- Value-added measures partially level the playing field by controlling for many student characteristics. But if they don't fully adjust for all the factors that influence achievement and that consistently differ among classrooms, they may be distorted, or confounded (An estimate of a teacher’s effect is said to be confounded when her contribution cannot be separated from other factors outside of her control, namely the the students in her classroom.)
- Simple value-added models that control for just a few tests scores (or only one score) and no other variables produce measures that underestimate teachers with low-achieving students and overestimate teachers with high-achieving students.
- The evidence, while inconclusive, generally suggests that confounding is weak. But it would not be prudent to conclude that confounding is not a problem for all teachers. In particular, the evidence on comparing teachers across schools is limited.
- Studies assess general patterns of confounding. They do not examine confounding for individual teachers, and they can't rule out the possibility that some teachers consistently teach students who are distinct enough to cause confounding.
- Value-added models often control for variables such as average prior achievement for a classroom or school, but this practice could introduce errors into value-added estimates.
- Confounding might lead school systems to draw erroneous conclusions about their teachers – conclusions that carry heavy costs to both teachers and society.
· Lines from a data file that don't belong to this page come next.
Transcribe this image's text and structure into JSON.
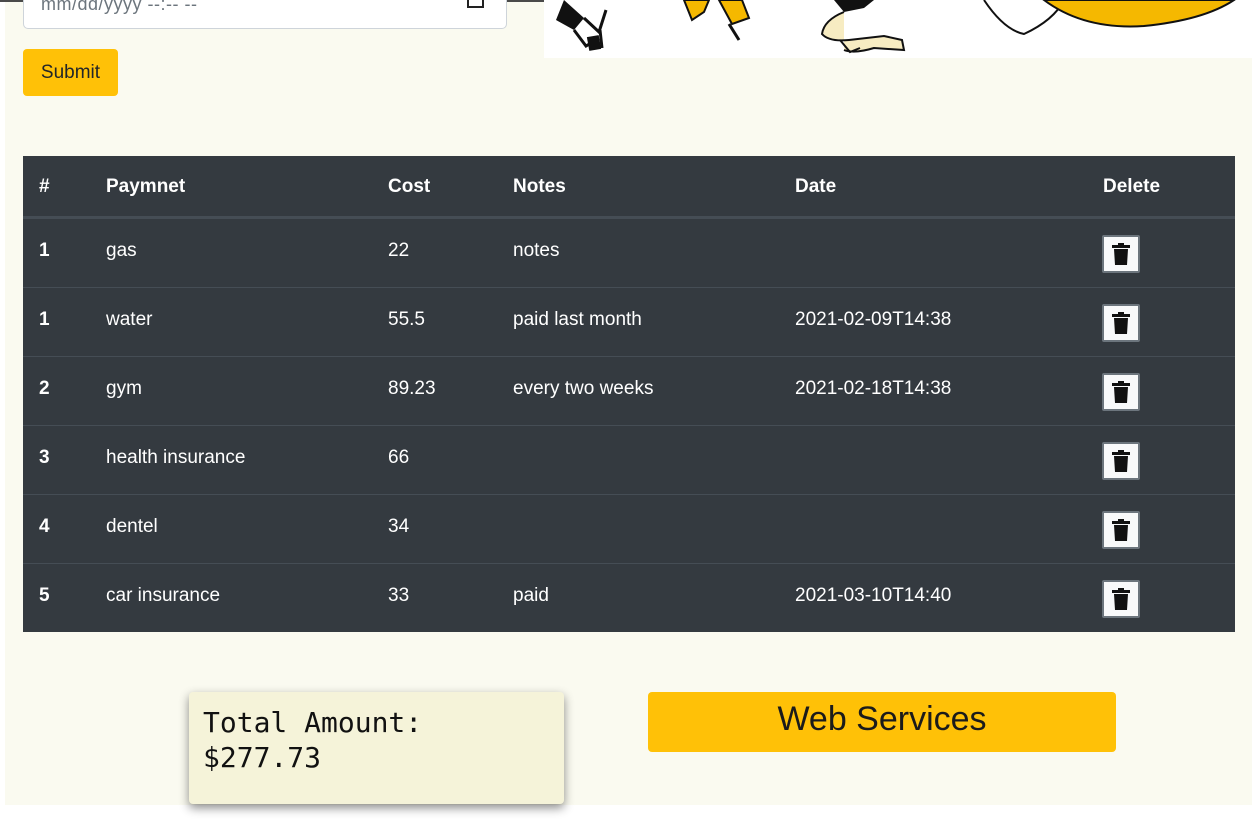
{
  "form": {
    "date_placeholder": "mm/dd/yyyy --:-- --",
    "submit_label": "Submit"
  },
  "table": {
    "headers": [
      "#",
      "Paymnet",
      "Cost",
      "Notes",
      "Date",
      "Delete"
    ],
    "rows": [
      {
        "num": "1",
        "payment": "gas",
        "cost": "22",
        "notes": "notes",
        "date": ""
      },
      {
        "num": "1",
        "payment": "water",
        "cost": "55.5",
        "notes": "paid last month",
        "date": "2021-02-09T14:38"
      },
      {
        "num": "2",
        "payment": "gym",
        "cost": "89.23",
        "notes": "every two weeks",
        "date": "2021-02-18T14:38"
      },
      {
        "num": "3",
        "payment": "health insurance",
        "cost": "66",
        "notes": "",
        "date": ""
      },
      {
        "num": "4",
        "payment": "dentel",
        "cost": "34",
        "notes": "",
        "date": ""
      },
      {
        "num": "5",
        "payment": "car insurance",
        "cost": "33",
        "notes": "paid",
        "date": "2021-03-10T14:40"
      }
    ]
  },
  "total": {
    "label": "Total Amount:",
    "value": "$277.73"
  },
  "web_services_label": "Web Services",
  "colors": {
    "accent": "#ffc107",
    "table_bg": "#343a40",
    "page_bg": "#fafaf0",
    "total_card_bg": "#f5f3d9"
  },
  "icons": {
    "delete": "trash-icon",
    "date_picker": "calendar-icon"
  }
}
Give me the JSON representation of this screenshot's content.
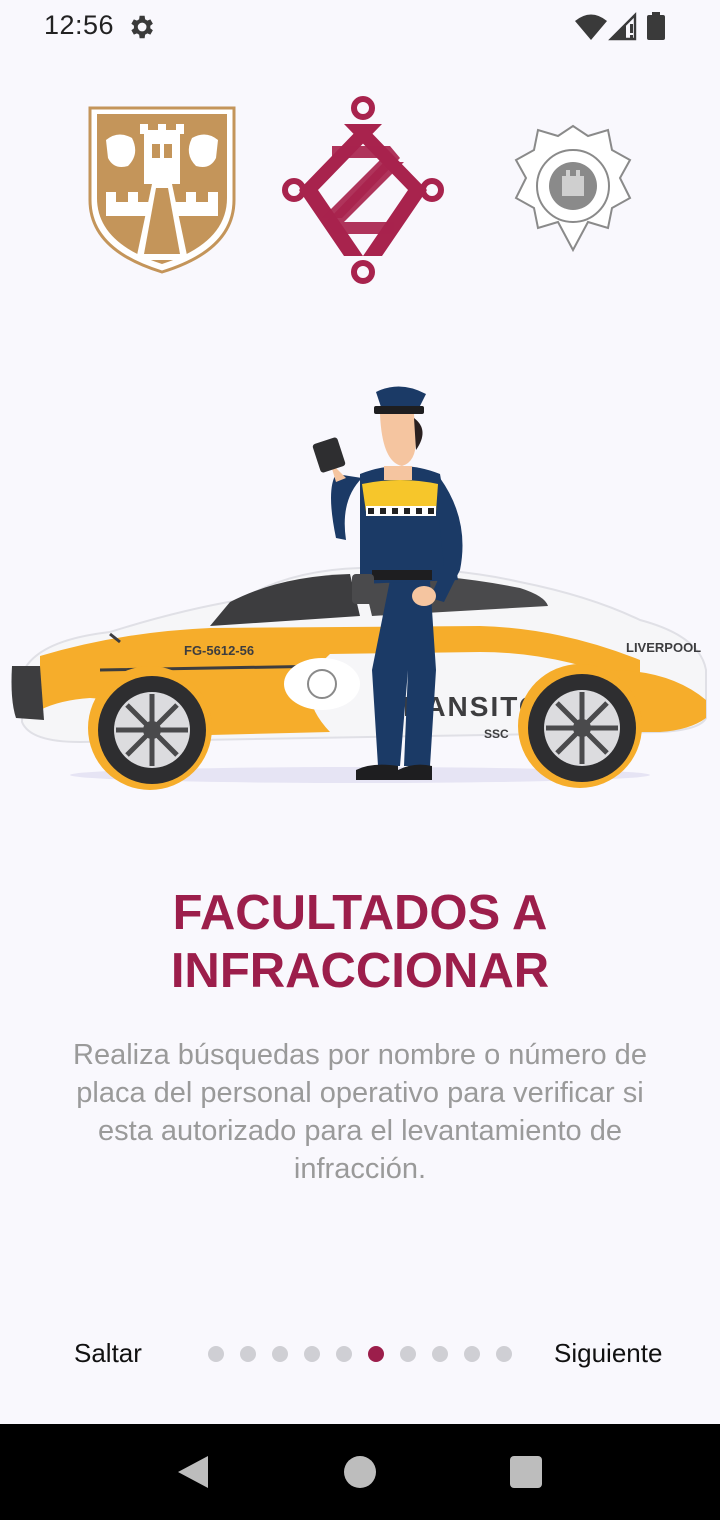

Value-added models have caught the interest of policymakers because, unlike using student tests scores for other means of accountability, they purport to "level the playing field." That is, they supposedly reflect only a teacher's effectiveness, not whether she teaches high- or low-income students, for instance, or students in accelerated or standard classes. Yet many people are concerned that teacher effects from value-added measures will be sensitive to the characteristics of her students. More specifically, they believe that teachers of low-income, minority, or special education students will have lower value-added scores than equally effective teachers who are teaching students outside these populations. Other people worry that the opposite might be true - that some value-added models might cause teachers of low-income, minority, or special education students to have higher value-added scores than equally effective teachers who work with higher-achieving, less risky populations.
In this brief, we discuss what is and is not known about how well value-added measures level the playing field for teachers by controlling for student characteristics. We first discuss the results of empirical explorations. We then address outstanding questions and the challenges to answering them with empirical data. Finally, we discuss the implications of these findings for teacher evaluations and the actions that may be based on them.